The government has, with the help of the National Food Promotion Board, the Ministry of Health and the Ministry of Agriculture, launched a programme to provide the public with nutritious food at reasonable prices as part of its Clean Sri Lanka initiative. The public, fleeced by private eatery owners ruthlessly, will surely benefit from this programme, which deserves praise. It will also help improve the government’s approval rating significantly. A way to a person’s heart is said to be through his or her stomach.

A widely-held misconception is that every prospect pleases in this country, and only politicians are vile. True, most politicians are thought to be bad, but it is not fair to single them out for castigation. There are many others who are either equally bad or even worse. The blame for people’s hardships due to the high cost of living should be apportioned to the business community, given to unconscionably exploitative practices; its members, from wayside eatery owners to corporate fat cats, jack up the prices of their products and services according to their whims and fancies, at the expense of the public.

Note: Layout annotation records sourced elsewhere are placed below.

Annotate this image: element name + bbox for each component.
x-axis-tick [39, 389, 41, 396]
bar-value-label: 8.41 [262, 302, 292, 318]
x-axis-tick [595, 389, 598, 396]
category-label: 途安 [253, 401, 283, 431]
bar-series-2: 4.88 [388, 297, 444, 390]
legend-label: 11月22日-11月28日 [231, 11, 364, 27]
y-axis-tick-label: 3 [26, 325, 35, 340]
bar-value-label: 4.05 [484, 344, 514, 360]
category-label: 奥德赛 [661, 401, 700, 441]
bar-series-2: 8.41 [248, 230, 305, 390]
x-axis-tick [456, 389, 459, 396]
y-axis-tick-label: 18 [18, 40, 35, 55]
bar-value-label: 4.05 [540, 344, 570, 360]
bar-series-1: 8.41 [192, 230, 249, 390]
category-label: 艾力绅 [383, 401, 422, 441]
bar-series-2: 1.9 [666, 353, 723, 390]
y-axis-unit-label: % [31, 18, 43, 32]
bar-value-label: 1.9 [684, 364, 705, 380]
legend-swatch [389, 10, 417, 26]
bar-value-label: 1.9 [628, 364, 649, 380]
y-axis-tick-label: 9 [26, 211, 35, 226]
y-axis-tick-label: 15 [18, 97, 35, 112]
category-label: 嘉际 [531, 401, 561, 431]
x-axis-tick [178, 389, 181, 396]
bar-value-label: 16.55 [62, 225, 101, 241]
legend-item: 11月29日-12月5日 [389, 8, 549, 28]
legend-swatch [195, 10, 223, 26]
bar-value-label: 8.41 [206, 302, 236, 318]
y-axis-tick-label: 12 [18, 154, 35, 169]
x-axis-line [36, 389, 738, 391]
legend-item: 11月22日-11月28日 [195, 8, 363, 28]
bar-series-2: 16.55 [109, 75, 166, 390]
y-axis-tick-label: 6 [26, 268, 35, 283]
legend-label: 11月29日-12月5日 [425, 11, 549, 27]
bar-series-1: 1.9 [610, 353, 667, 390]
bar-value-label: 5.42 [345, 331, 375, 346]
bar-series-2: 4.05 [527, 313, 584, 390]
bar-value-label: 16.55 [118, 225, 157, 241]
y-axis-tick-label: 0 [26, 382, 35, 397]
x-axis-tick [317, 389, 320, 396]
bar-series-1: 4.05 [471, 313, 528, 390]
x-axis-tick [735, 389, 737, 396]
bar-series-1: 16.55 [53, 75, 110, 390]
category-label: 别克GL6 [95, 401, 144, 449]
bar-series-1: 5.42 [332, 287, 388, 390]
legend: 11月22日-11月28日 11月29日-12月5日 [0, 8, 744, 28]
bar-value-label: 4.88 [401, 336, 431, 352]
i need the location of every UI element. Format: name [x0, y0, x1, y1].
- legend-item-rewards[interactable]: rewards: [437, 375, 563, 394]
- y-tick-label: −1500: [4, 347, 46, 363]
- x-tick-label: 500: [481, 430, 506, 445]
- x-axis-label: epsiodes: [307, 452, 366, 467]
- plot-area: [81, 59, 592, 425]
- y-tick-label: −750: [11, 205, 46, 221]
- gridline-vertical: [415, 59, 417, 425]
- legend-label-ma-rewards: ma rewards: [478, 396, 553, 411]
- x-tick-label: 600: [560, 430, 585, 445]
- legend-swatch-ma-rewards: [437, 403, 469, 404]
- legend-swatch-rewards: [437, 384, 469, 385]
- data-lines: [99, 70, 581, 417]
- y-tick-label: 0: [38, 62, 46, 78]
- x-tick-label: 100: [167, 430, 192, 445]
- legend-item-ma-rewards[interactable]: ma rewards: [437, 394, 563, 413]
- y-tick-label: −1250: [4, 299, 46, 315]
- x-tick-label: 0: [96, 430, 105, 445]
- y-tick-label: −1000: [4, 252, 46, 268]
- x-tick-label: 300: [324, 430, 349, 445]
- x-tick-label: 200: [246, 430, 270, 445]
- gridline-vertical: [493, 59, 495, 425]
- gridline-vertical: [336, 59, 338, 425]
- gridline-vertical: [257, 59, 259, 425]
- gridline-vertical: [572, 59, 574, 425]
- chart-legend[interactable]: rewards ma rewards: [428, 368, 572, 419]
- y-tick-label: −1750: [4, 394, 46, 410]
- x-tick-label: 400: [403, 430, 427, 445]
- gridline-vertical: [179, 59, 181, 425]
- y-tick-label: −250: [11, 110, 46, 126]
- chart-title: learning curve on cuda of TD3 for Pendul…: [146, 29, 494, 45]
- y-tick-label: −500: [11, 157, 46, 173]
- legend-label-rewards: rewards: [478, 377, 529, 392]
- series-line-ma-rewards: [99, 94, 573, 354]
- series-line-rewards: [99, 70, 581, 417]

The rice millers have become a law unto themselves.

Why food inflation is high is not difficult to understand. A plain hopper is priced at Rs. 25, and an egg costs about Rs. 30 at present, but an egg hopper is sold at Rs. 100! Food prices that went into the stratosphere at the height of the economic crisis in 2022 have not come down significantly owing to the greed of the unscrupulous members of the business community.

The government initiative to make quality food available at reasonable prices to the public should continue, and it is hoped that the NPP leaders will also develop the Hela Bojun Hala (HBH) restaurant chain under the Ministry of Agriculture. These eating places not only sell nutritious food made from local ingredients at very reasonable prices but also economically empower women. All HBH outlets are run by women and do not sell wheat flour products or sugary drinks.

The NPP government can give a turbo boost to the HBH programme by expanding it across the country. That will help provide direct employment to many more women. Sri Lanka’s overall unemployment rate is 4.7%, and about 6.7% women are unemployed. Besides, during gluts, fruit and vegetable growers often dump their unsold produce on the roadside in protest. The government may be able to use the HBH network to help the farming community while generating employment opportunities and providing the public with quality food at affordable prices.

Minister of Agriculture K. D. Lalkantha, known for innovative thinking and hard work, was the chief guest at the recent launch of the aforesaid food programme. He should take time off from pursuits such as counting monkeys and give serious thought to developing the HBH network further so that more people will have access to reasonably-priced, hygienic, and nutritious foods, and more jobs can be created for women, and men as well if a home delivery service is set up at the HBH outlets.

Sri Lanka’s political culture is such that when a new government is elected it launches its own programmes and either scrap the ones introduced by its predecessor or let them wither on the vine. It is hoped that the NPP government will be different and develop the HBH programme, which has become a success.